Süddeutsche Zeitung - Rezension
Süddeutsche Zeitung | Besprechung von 11.10.2010

Allein gegen alle
Der ehemalige Daimler-Chef Edzard Reuter hat ein Buch
geschrieben, in dem nur einer recht hat: er selbst
Manchmal überrascht sogar dieser Autor, und er ist optimistisch, zum Beispiel wenn er schreibt, er glaube, „dass Vernunft, Augenmaß und Anstand am Ende die Oberhand behalten“. Die Menschen wüssten eben, dass sie ohne die Leuchtkraft ethischer Kriterien nicht überleben können.
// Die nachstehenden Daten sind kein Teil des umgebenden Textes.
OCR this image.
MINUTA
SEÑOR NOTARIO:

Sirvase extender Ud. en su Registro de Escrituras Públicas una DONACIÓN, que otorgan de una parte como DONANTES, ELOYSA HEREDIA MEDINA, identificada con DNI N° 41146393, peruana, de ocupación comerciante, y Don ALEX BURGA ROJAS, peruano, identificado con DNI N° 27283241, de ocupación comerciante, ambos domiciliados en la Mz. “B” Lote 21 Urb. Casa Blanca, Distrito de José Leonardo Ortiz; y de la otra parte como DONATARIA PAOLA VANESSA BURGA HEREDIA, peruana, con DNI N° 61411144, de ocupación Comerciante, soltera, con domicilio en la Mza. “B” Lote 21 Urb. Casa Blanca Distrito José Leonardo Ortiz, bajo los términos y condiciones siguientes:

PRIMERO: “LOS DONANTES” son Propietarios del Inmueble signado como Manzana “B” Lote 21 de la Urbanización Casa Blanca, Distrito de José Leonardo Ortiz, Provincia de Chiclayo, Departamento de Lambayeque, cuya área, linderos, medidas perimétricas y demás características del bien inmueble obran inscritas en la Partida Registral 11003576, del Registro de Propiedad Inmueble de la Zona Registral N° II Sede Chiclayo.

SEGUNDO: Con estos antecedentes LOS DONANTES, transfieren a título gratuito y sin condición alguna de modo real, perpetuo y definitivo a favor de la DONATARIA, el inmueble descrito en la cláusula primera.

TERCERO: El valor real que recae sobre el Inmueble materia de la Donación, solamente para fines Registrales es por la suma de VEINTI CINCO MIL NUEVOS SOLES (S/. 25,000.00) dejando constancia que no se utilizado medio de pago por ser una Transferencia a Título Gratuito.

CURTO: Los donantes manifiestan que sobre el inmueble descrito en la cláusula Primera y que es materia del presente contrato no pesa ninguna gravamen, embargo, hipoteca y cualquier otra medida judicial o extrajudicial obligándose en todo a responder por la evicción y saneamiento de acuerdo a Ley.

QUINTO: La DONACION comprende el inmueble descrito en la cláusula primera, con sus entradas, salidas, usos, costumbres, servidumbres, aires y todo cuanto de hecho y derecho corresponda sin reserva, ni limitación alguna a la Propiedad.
Das klingt gut, vor allem, wenn es einer sagt wie Edzard Reuter, der früher Chef von Daimler-Benz war und es sich mittlerweile offenbar zur Lebensaufgabe gemacht hat, für die Gesellschaft schwarz zu sehen.
Der Titel seines Buches verspricht viel: „Die Stunde der Heuchler“. Im Untertitel macht er erst recht neugierig: „Wie Manager und Politiker uns zum Narren halten“. Das lässt aufhorchen. Schließlich ist dieser Mann, der inzwischen 82 Jahre alt ist, 31 Jahre bei Daimler gewesen, acht davon war er Konzernchef. Manager und Politiker haben derzeit einen schweren Stand, da wäre ein Blick durchs Schlüsselloch mit Hilfe eines Insiders sehr spannend.
Reuter ist zudem nicht nur ein Mann der Wirtschaft, sondern auch der Sohn von Ernst Reuter, dem zur Legende gewordenen ersten West-Berliner Oberbürgermeister nach dem Zweiten Weltkrieg. Wer könnte über Heuchelei in Politik und Wirtschaft besser urteilen als ein Mann mit dieser Biografie?
Das Buch beginnt erstaunlich unbescheiden mit dem Wort „Ich“. Er sei zwar alt, sagt er etwas zu kokett, aber er sei eben neugierig geblieben. Und gelassen auch. Dann legt er los. Von Gelassenheit ist sehr bald nichts mehr zu spüren, umso mehr von Bitterkeit. Reuters These: Die Heuchler siegen. Man sehe es an der Finanzkrise. Die sei das Resultat der verbreiteten Heuchelei. Alle seien gierig, die Maßstäbe seien abhandengekommen. Eigentlich sei die Finanz- und Wirtschaftskrise eine breite Kulturkrise. Das wiederum sei die Folge der totalen Globalisierung der Märkte. Das Ende des Sozialismus habe bei den Managern zu einer zuvor nie gekannten Überheblichkeit und Gier geführt. Die Menschen hechelten mit ausgeschaltetem Gehirn und verbundenen Augen den Verlockungen des Kapitalismus und gewissenlosen Rosstäuschern nach.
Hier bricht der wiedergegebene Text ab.